Às vezes sinto que me afastei do mar. Costumava senti-lo cantar em todas as palavras que tingiam de azul o branco de uma simples folha de papel. Agora parece que vivo entre estações em contagem decrescente do tempo que se me escoa entre os dedos e da angústia da espera, do nunca chegar lá.
Como se mudam certas peças que definem um ser? É um labor contínuo de desgaste que, com o esgotar dos dias e dos meses se converte numa amputação silenciosa e sem dor. A pressa em que vivemos vai-nos mutilando insensivelmente, retirando parcelas de nós que deixaram de ser necessárias. No geral, esta amputação escolhe a parte de nós em que vive a poesia e a inocência.
É curioso quando contactamos com alguém, que apesar de contar mais anos do que nós, consegue manter esse cheiro a terra jovem, o que detetamos com um sorriso paternalista e mal disfarçado nas alusões a lutas idealistas de quem na verdade nada faz para mudar o estado de coisas.

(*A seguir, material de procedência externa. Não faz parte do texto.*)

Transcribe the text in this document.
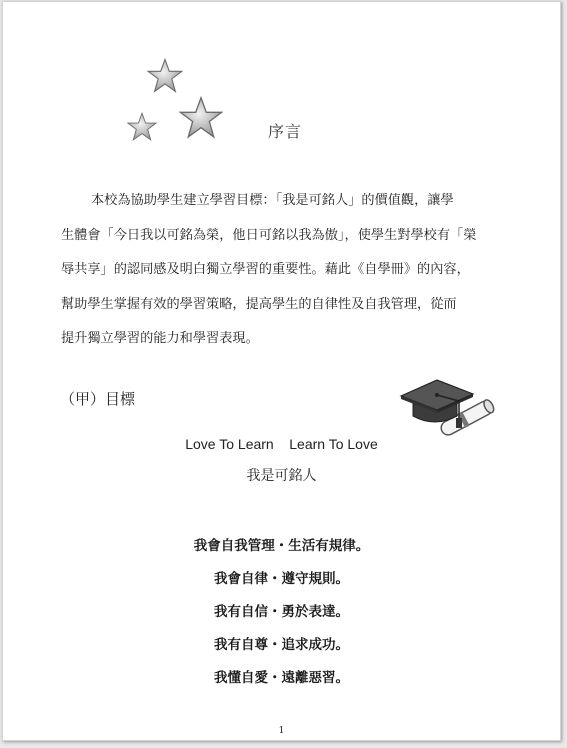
序言

本校為協助學生建立學習目標：「我是可銘人」的價值觀，讓學
生體會「今日我以可銘為榮，他日可銘以我為傲」，使學生對學校有「榮
辱共享」的認同感及明白獨立學習的重要性。藉此《自學冊》的內容，
幫助學生掌握有效的學習策略，提高學生的自律性及自我管理，從而
提升獨立學習的能力和學習表現。

（甲）目標
Love To Learn    Learn To Love
我是可銘人
我會自我管理・生活有規律。
我會自律・遵守規則。
我有自信・勇於表達。
我有自尊・追求成功。
我懂自愛・遠離惡習。
1
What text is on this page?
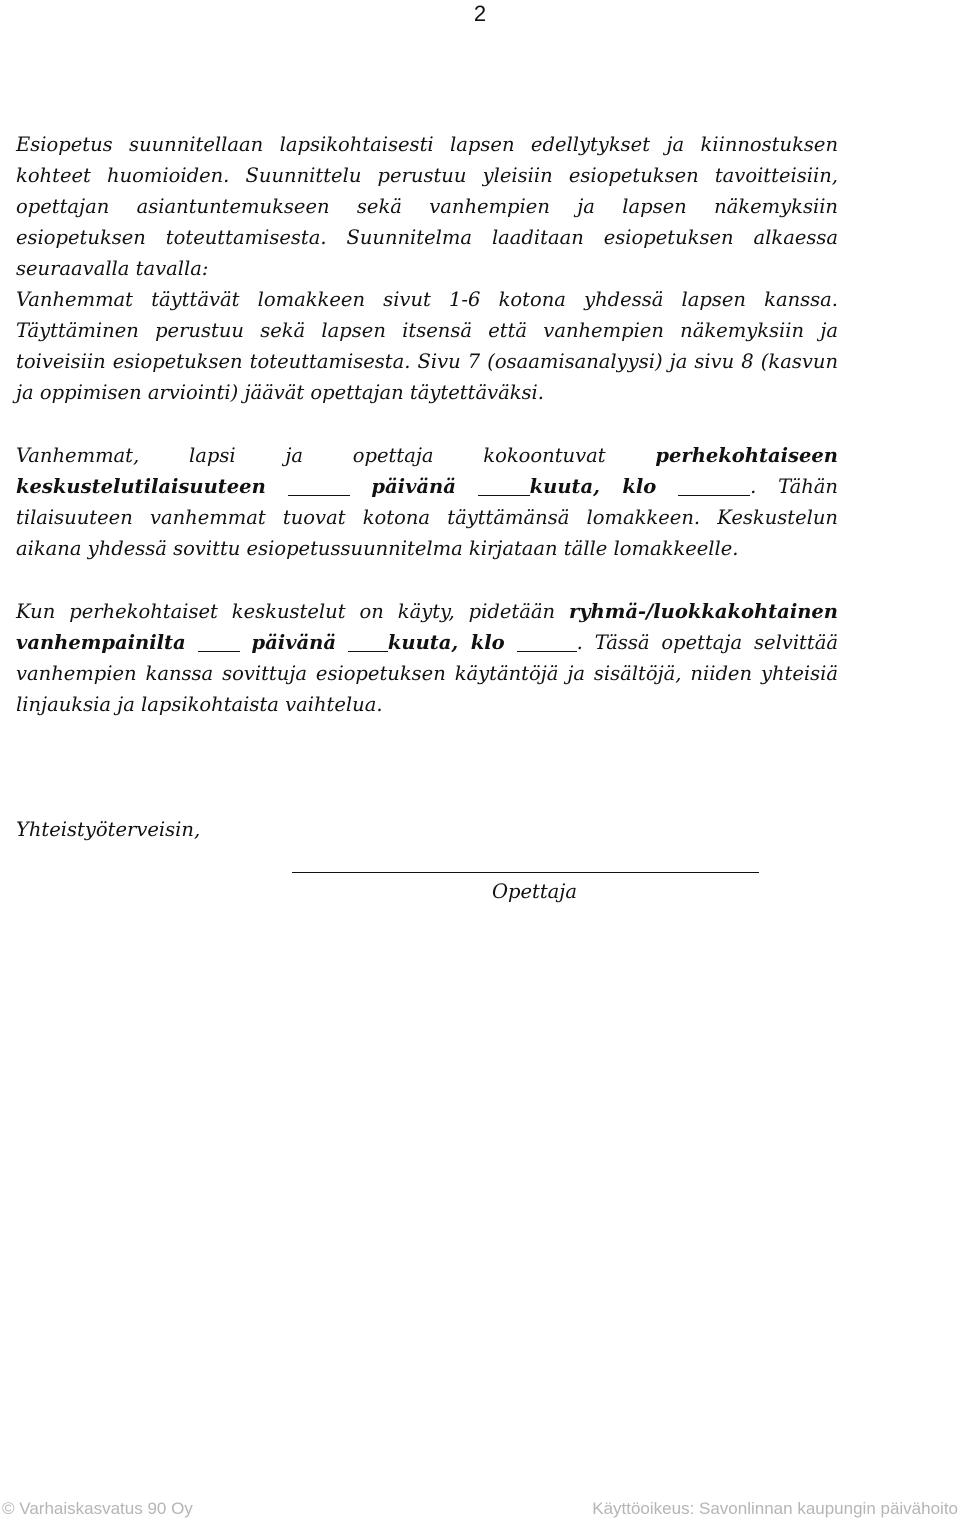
2

Esiopetus suunnitellaan lapsikohtaisesti lapsen edellytykset ja kiinnostuksen kohteet huomioiden. Suunnittelu perustuu yleisiin esiopetuksen tavoitteisiin, opettajan asiantuntemukseen sekä vanhempien ja lapsen näkemyksiin esiopetuksen toteuttamisesta. Suunnitelma laaditaan esiopetuksen alkaessa seuraavalla tavalla:

Vanhemmat täyttävät lomakkeen sivut 1-6 kotona yhdessä lapsen kanssa. Täyttäminen perustuu sekä lapsen itsensä että vanhempien näkemyksiin ja toiveisiin esiopetuksen toteuttamisesta. Sivu 7 (osaamisanalyysi) ja sivu 8 (kasvun ja oppimisen arviointi) jäävät opettajan täytettäväksi.

Vanhemmat, lapsi ja opettaja kokoontuvat	perhekohtaiseen keskustelutilaisuuteen	päivänä	kuuta, klo	. Tähän tilaisuuteen vanhemmat tuovat kotona täyttämänsä lomakkeen. Keskustelun aikana yhdessä sovittu esiopetussuunnitelma kirjataan tälle lomakkeelle.

Kun perhekohtaiset keskustelut on käyty, pidetään ryhmä-/luokkakohtainen vanhempainilta	päivänä	kuuta, klo	. Tässä opettaja selvittää vanhempien kanssa sovittuja esiopetuksen käytäntöjä ja sisältöjä, niiden yhteisiä linjauksia ja lapsikohtaista vaihtelua.

Yhteistyöterveisin,

Opettaja
© Varhaiskasvatus 90 Oy	Käyttöoikeus: Savonlinnan kaupungin päivähoito
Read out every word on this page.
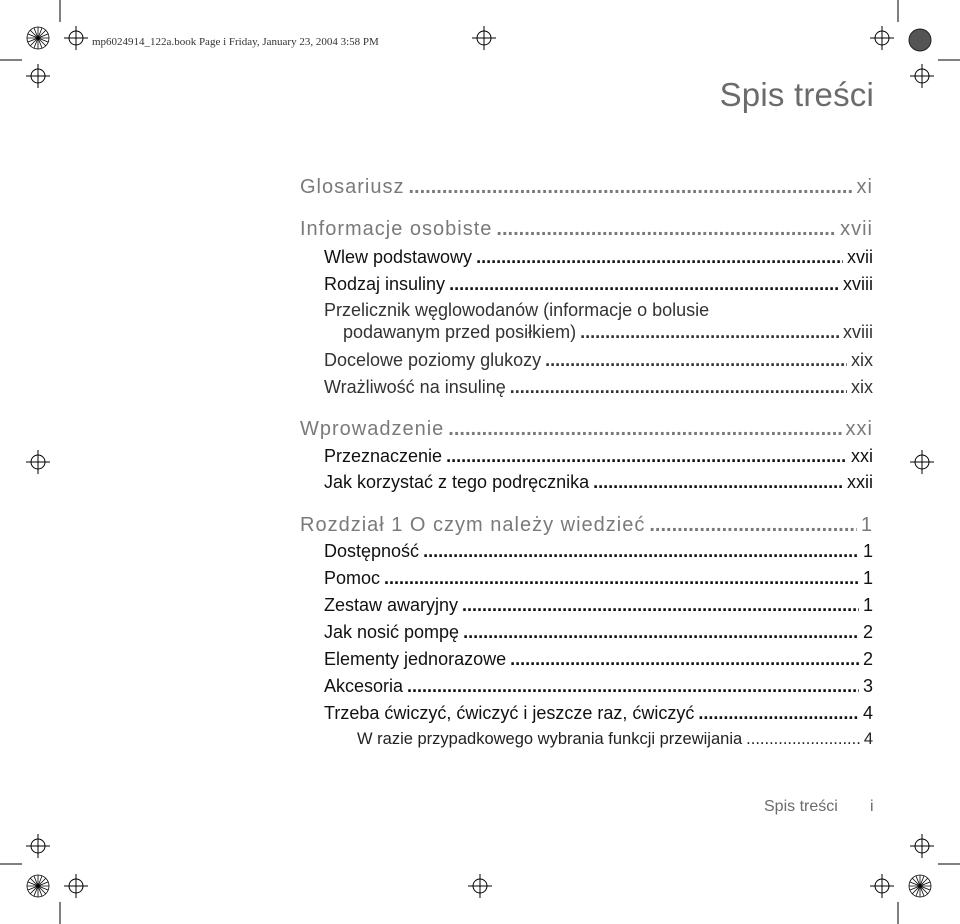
mp6024914_122a.book Page i Friday, January 23, 2004 3:58 PM
Spis treści
Glosariusz .....	xi
Informacje osobiste .....	xvii
Wlew podstawowy .....	xvii
Rodzaj insuliny .....	xviii
Przelicznik węglowodanów (informacje o bolusie
podawanym przed posiłkiem) .....	xviii
Docelowe poziomy glukozy .....	xix
Wrażliwość na insulinę .....	xix
Wprowadzenie .....	xxi
Przeznaczenie .....	xxi
Jak korzystać z tego podręcznika .....	xxii
Rozdział 1 O czym należy wiedzieć .....	1
Dostępność .....	1
Pomoc .....	1
Zestaw awaryjny .....	1
Jak nosić pompę .....	2
Elementy jednorazowe .....	2
Akcesoria .....	3
Trzeba ćwiczyć, ćwiczyć i jeszcze raz, ćwiczyć .....	4
W razie przypadkowego wybrania funkcji przewijania .....	4
Spis treści i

Como podem estas pessoas sobreviver numa sociedade cada vez mais competitiva e aguerrida é coisa que não compreendo. Mantiveram-se inamputáveis, de um modo que não chega a ser subversivo mas antes conformado. São estas pessoas a quem ainda não foi extirpada a poesia que são incapazes de dançar em plena rua ou de soltar uma gargalhada espontânea.
Por estranho que pareça, são os outros, como eu, que se permitem essas loucuras que subvertem o sistema, a verdadeira forma de rebelião perante a vida.
Será a perda de poesia um pré-requisito de inserção? Ou estaremos a caminhar para uma outra etapa em que antes se transcende e não amputa essa parcela de nós? Em que passamos a sentir de outra maneira mas continuamos a ser apenas crianças com uma compreensão mais lata daquilo que nos rodeia?
Foi preciso ter-me cruzado com a Maria no metro para perceber a distância que hoje nos separa e a que me separa a mim da pessoa que fui quando andava na faculdade, e a verdade é que não quis falar ao meu passado.
Como adulto polido que sou, embora nada tenha que me envergonhe, atirei para debaixo do tapete a verdade inconveniente de que não sou já a mesma. Hoje sou quem sou.
Ao passado? Talvez seja melhor deixá-lo onde está, podemos não querer abrir-lhe os segredos de quem somos agora.